The caribou population in the Selkirk Mountains has fallen from 46 in 2009 to 18 today, according to an announcement from the Ministry of Forests, Lands, and Natural Resource Operations. Wolves, the ministry said, have been linked to two caribou deaths in the past 10 months as well as to declines in the three other local caribou herds in the region. The British Columbia government signed an agreement with First Nations tribes in 2012 to increase the number of caribou by 10 percent in what is known as the South Peace region, just north of Idaho.
With this goal is mind, the ministry stated that up to 24 wolves in the Selkirk Mountains would be shot from helicopters this winter before the snow melts. A total of 120 to 160 wolves will be removed throughout the South Peace region. This follows the killing of more than 1,000 wolves in Alberta over the past decade to protect the 100 caribou living there.
The ministry did not reply to questions about how many wolves live in the South Peace region but estimated that there are about 8,500 wolves in British Columbia. The species is considered “plentiful” there and is not protected.
Environmental groups and experts have been quick to criticize the plan.

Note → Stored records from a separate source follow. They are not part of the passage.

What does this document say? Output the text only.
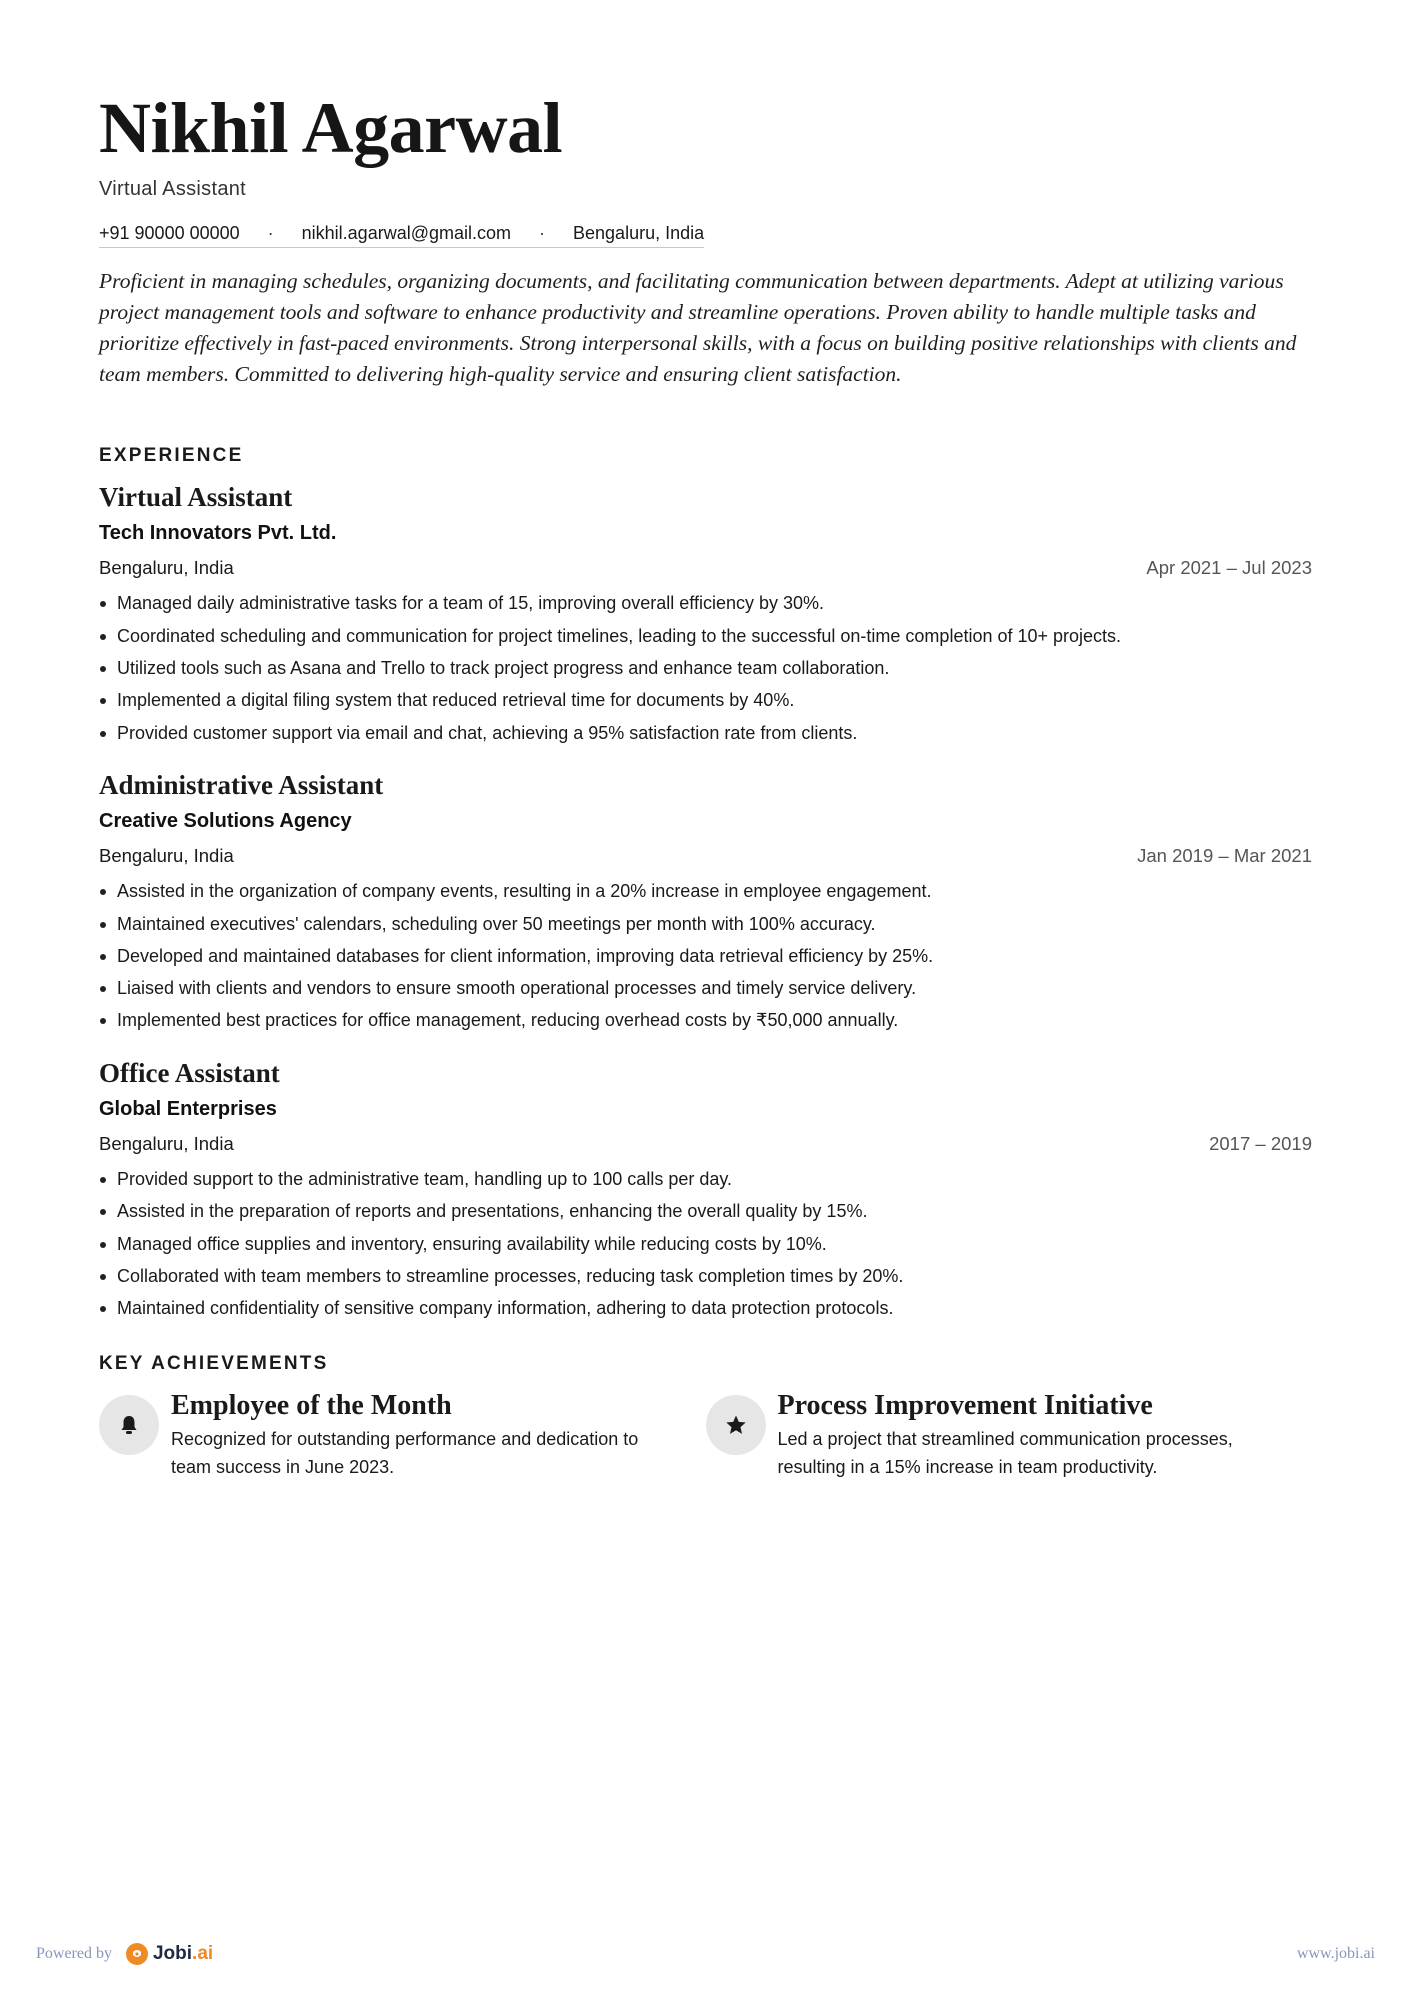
Nikhil Agarwal
Virtual Assistant
+91 90000 00000 · nikhil.agarwal@gmail.com · Bengaluru, India

Proficient in managing schedules, organizing documents, and facilitating communication between departments. Adept at utilizing various project management tools and software to enhance productivity and streamline operations. Proven ability to handle multiple tasks and prioritize effectively in fast-paced environments. Strong interpersonal skills, with a focus on building positive relationships with clients and team members. Committed to delivering high-quality service and ensuring client satisfaction.

EXPERIENCE
Virtual Assistant
Tech Innovators Pvt. Ltd.
Bengaluru, India	Apr 2021 – Jul 2023
Managed daily administrative tasks for a team of 15, improving overall efficiency by 30%.
Coordinated scheduling and communication for project timelines, leading to the successful on-time completion of 10+ projects.
Utilized tools such as Asana and Trello to track project progress and enhance team collaboration.
Implemented a digital filing system that reduced retrieval time for documents by 40%.
Provided customer support via email and chat, achieving a 95% satisfaction rate from clients.
Administrative Assistant
Creative Solutions Agency
Bengaluru, India	Jan 2019 – Mar 2021
Assisted in the organization of company events, resulting in a 20% increase in employee engagement.
Maintained executives' calendars, scheduling over 50 meetings per month with 100% accuracy.
Developed and maintained databases for client information, improving data retrieval efficiency by 25%.
Liaised with clients and vendors to ensure smooth operational processes and timely service delivery.
Implemented best practices for office management, reducing overhead costs by ₹50,000 annually.
Office Assistant
Global Enterprises
Bengaluru, India	2017 – 2019
Provided support to the administrative team, handling up to 100 calls per day.
Assisted in the preparation of reports and presentations, enhancing the overall quality by 15%.
Managed office supplies and inventory, ensuring availability while reducing costs by 10%.
Collaborated with team members to streamline processes, reducing task completion times by 20%.
Maintained confidentiality of sensitive company information, adhering to data protection protocols.
KEY ACHIEVEMENTS
Employee of the Month
Recognized for outstanding performance and dedication to team success in June 2023.
Process Improvement Initiative
Led a project that streamlined communication processes, resulting in a 15% increase in team productivity.
Powered by Jobi .ai	www.jobi.ai
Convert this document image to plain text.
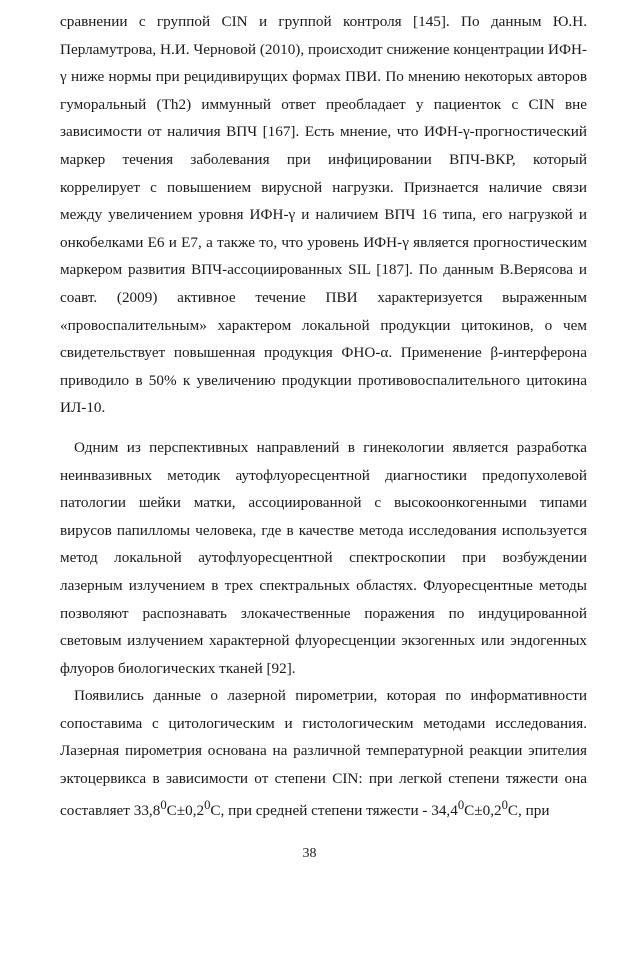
сравнении с группой CIN и группой контроля [145]. По данным Ю.Н. Перламутрова, Н.И. Черновой (2010), происходит снижение концентрации ИФН-γ ниже нормы при рецидивирущих формах ПВИ. По мнению некоторых авторов гуморальный (Th2) иммунный ответ преобладает у пациенток с CIN вне зависимости от наличия ВПЧ [167]. Есть мнение, что ИФН-γ-прогностический маркер течения заболевания при инфицировании ВПЧ-ВКР, который коррелирует с повышением вирусной нагрузки. Признается наличие связи между увеличением уровня ИФН-γ и наличием ВПЧ 16 типа, его нагрузкой и онкобелками Е6 и Е7, а также то, что уровень ИФН-γ является прогностическим маркером развития ВПЧ-ассоциированных SIL [187]. По данным В.Верясова и соавт. (2009) активное течение ПВИ характеризуется выраженным «провоспалительным» характером локальной продукции цитокинов, о чем свидетельствует повышенная продукция ФНО-α. Применение β-интерферона приводило в 50% к увеличению продукции противовоспалительного цитокина ИЛ-10.

Одним из перспективных направлений в гинекологии является разработка неинвазивных методик аутофлуоресцентной диагностики предопухолевой патологии шейки матки, ассоциированной с высокоонкогенными типами вирусов папилломы человека, где в качестве метода исследования используется метод локальной аутофлуоресцентной спектроскопии при возбуждении лазерным излучением в трех спектральных областях. Флуоресцентные методы позволяют распознавать злокачественные поражения по индуцированной световым излучением характерной флуоресценции экзогенных или эндогенных флуоров биологических тканей [92].

Появились данные о лазерной пирометрии, которая по информативности сопоставима с цитологическим и гистологическим методами исследования. Лазерная пирометрия основана на различной температурной реакции эпителия эктоцервикса в зависимости от степени CIN: при легкой степени тяжести она составляет $33,8^0С\pm 0,2^0С$, при средней степени тяжести - $34,4^0С\pm 0,2^0С$, при

38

“The decline in caribou numbers happened long before wolves came to the stage,” said Suzanne Asha Stone, senior northwest representative for Defenders of Wildlife, who pointed out that hunting, poaching, and habitat loss were the initial causes of the caribou population crash. “You have to address the root causes first and tackle those if you want a long-term recovery of a species.”
She said eliminating wolves may slow a further decline, but it would be unlikely to lead to a caribou baby boom.
Science backs her up. A study published this past November in the Canadian Journal of Zoology found that the wolf hunt in Alberta stabilized caribou numbers there but did not result in a population increase. Researchers found that long-term habitat restoration—requiring as long as 30 years—would be necessary to boost caribou numbers in Alberta. The caribou’s habitat there has been degraded by oil and gas development and industrial logging, according to a Huffington Post editorial by Chris Genovali, executive director of the Raincoast Conservation Foundation.
Although wolves are not protected in Canada, the planned hunt could impact both wolf and caribou populations in the United States. The ministry says the populations of both species “move frequently” among British Columbia, Idaho, and Washington. Stone said only about a dozen caribou remain in the northern U.S.
Wolves in Idaho, meanwhile, lost their U.S. Endangered Species Act protection in 2011. Since then, at least a quarter of the wolves in the state have been killed.
But Stone acknowledged that wolves “are clearly not as endangered as the caribou population. As bad off as wolves are, caribou are definitely in worse shape,” she said, noting that people have a tendency to “jump to killing predators” first instead of addressing other reasons for declines in ungulates such as elk and caribou.
“Without addressing these other issues, this hunt isn’t going to help the caribou,” Stone said.
British Columbia, however, is taking steps for the long-term recovery of the caribou.
The 2012 caribou conservation plan sets aside four hectares of caribou habitat for every hectare that is developed in the future. It also promises to take “immediate action” to prevent the local extinction of caribou in the South Peace region. The ministry’s announcement points out that “the risk of removing the number of wolves recommended is very low, whereas the risk to pertinent caribou populations of doing nothing is very high.”